岑大夫人沒有想著要再嫁,她真的還喜歡她死去的丈夫。

“如果不願意再嫁,那就抱養一個孩子。”岑芷芙道,“別想著三嫂的孩子對你好,也別想著弟弟的孩子對你好。他們跟你沒有那麽親近,也有他們自己的長輩要孝順。

那些人必定會忽略岑大夫人,古代的寡婦過得很不容易的,特別是這些沒有再嫁又沒有兒女傍身的寡婦。

“再看吧。”岑大夫人暫時還沒有想這一點,等過一兩年再說這個也來得及。

岑大夫人擔心自己這麽快就說抱養的事情,容易讓家裏人起紛爭。三弟妹是不是要說她想要繼續掌管中饋就故意要抱養,岑大夫人想著家裏事情還是挺多的,等事情少一點的事情,大家和和樂樂地說那些話才好。

岑芷芙沒有多說,她帶著岑一銘去了郡主府。

別人都覺得岑芷芙傻,都覺得她讓兒子失去了伯府的世子之位。岑芷芙不覺得可惜,誠意伯已經再娶,不管那一份婚書作不作數,徐新月到底是已經進了伯府的。

岑一銘跟著岑芷芙逃生,他小小年紀經歷了很多事情。從大富大貴,到連乞丐都不如,岑一銘整個人都變了很多,他也沒有以前那麽調皮。

“母親。”岑一銘到了郡主府,他也是跟在岑芷芙的身邊。

“日後,你便好好讀書,不求你中狀元,考個進士也好。”岑芷芙不想自己的兒子上戰場,刀劍無眼,她不能讓自己的兒子步上父兄的後塵。

“都聽母親的。”岑一銘沒有想著非得要去邊疆打仗,他知道的是他父親再娶了,他不再是以前那個被伯府捧在手掌心的人了,伯府的一切都跟他沒有關系。

“嗯。”岑芷芙伸手摸摸兒子的頭。

岑芷芙看向沈棲元宅院的方向,她還是得去找沈棲元的。一封拜帖不成,她就多遞幾封拜帖。

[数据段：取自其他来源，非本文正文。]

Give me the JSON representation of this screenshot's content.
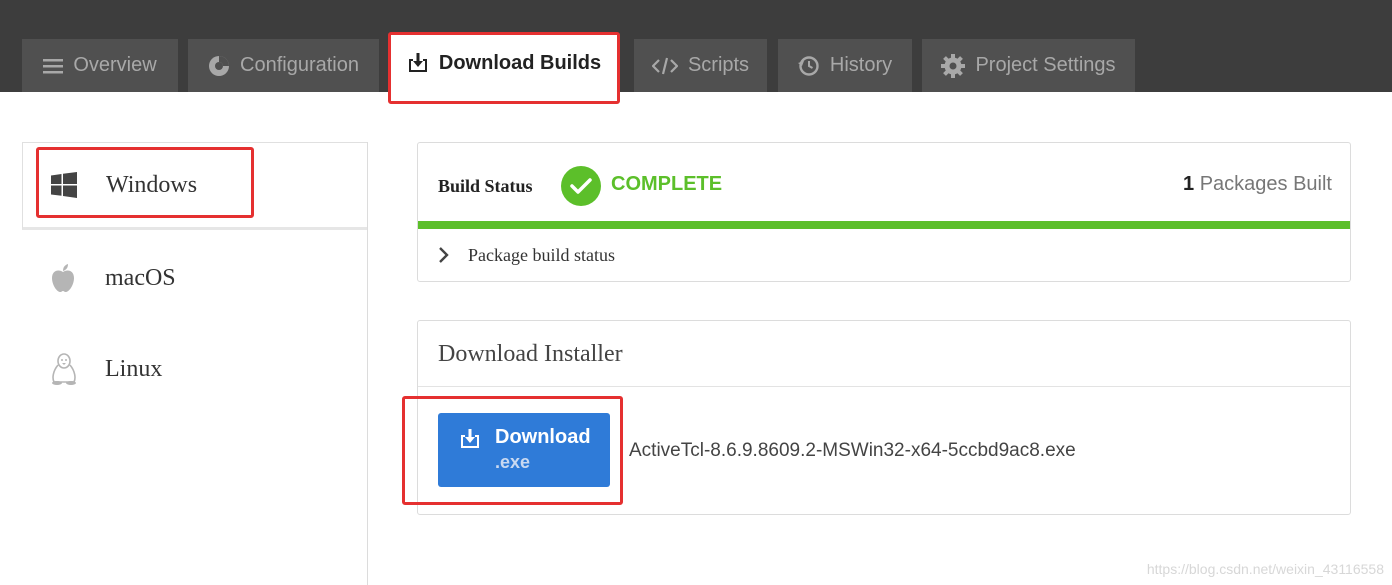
{
  "tabs": [
    {
      "label": "Overview",
      "icon": "menu-lines-icon"
    },
    {
      "label": "Configuration",
      "icon": "palette-icon"
    },
    {
      "label": "Download Builds",
      "icon": "download-tray-icon",
      "active": true
    },
    {
      "label": "Scripts",
      "icon": "code-icon"
    },
    {
      "label": "History",
      "icon": "history-clock-icon"
    },
    {
      "label": "Project Settings",
      "icon": "gear-icon"
    }
  ],
  "platforms": [
    {
      "label": "Windows",
      "icon": "windows-logo-icon",
      "active": true
    },
    {
      "label": "macOS",
      "icon": "apple-logo-icon"
    },
    {
      "label": "Linux",
      "icon": "linux-penguin-icon"
    }
  ],
  "build": {
    "title": "Build Status",
    "state": "COMPLETE",
    "packages_count": "1",
    "packages_label": " Packages Built",
    "package_status_label": "Package build status",
    "status_color": "#5cbf2a"
  },
  "installer": {
    "title": "Download Installer",
    "button_label": "Download",
    "button_ext": ".exe",
    "filename": "ActiveTcl-8.6.9.8609.2-MSWin32-x64-5ccbd9ac8.exe",
    "button_color": "#2f7bd8"
  },
  "watermark": "https://blog.csdn.net/weixin_43116558",
  "annotation_color": "#e53030"
}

他們就住在隔壁,是鄰居,岑芷芙還能讓人去隔壁門口瞧一瞧。如果沈棲元回去家裏了,岑芷芙還可以過去試一試。

“母親,您要改嫁,那也是可以的。”岑一銘道。

“你怎麽說這個?”岑芷芙皺眉。

“父親再娶,母親也可以再嫁。”岑一銘道,“這很公平。”

公平嗎?岑芷芙覺得這不公平,女人再嫁不容易,男人再娶則容易許多。岑芷芙現在也沒有再嫁的心思,她想的是見到沈棲元,讓沈棲元幫著調查內鬼。

沈棲元是錦衣衛指揮使,他本身就是皇帝手裏的刀,他知道的東西必然比別人多。

這一天,沈棲元很晚歸家,岑芷芙不能半夜三更去拜訪人家,她就繼續等。岑芷芙終於等到了沈棲元休沐的這一天,她成功到了沈棲元的面前。

“沈大人。”岑芷芙看到沈棲元的冷臉,他不像是曾經那麽溫和,多了幾分冷意。即便如此,岑芷芙還是得開口,“我今日前來,是有要是要請沈大人幫忙,沈大人若有需要,盡情開口。”

岑芷芙讓人把裝著銀票的木匣子送到沈棲元的面前,沈棲元看都不看那些銀票一眼,“岑芷芙,你說,那些銀票更貴重,還是你更貴重?”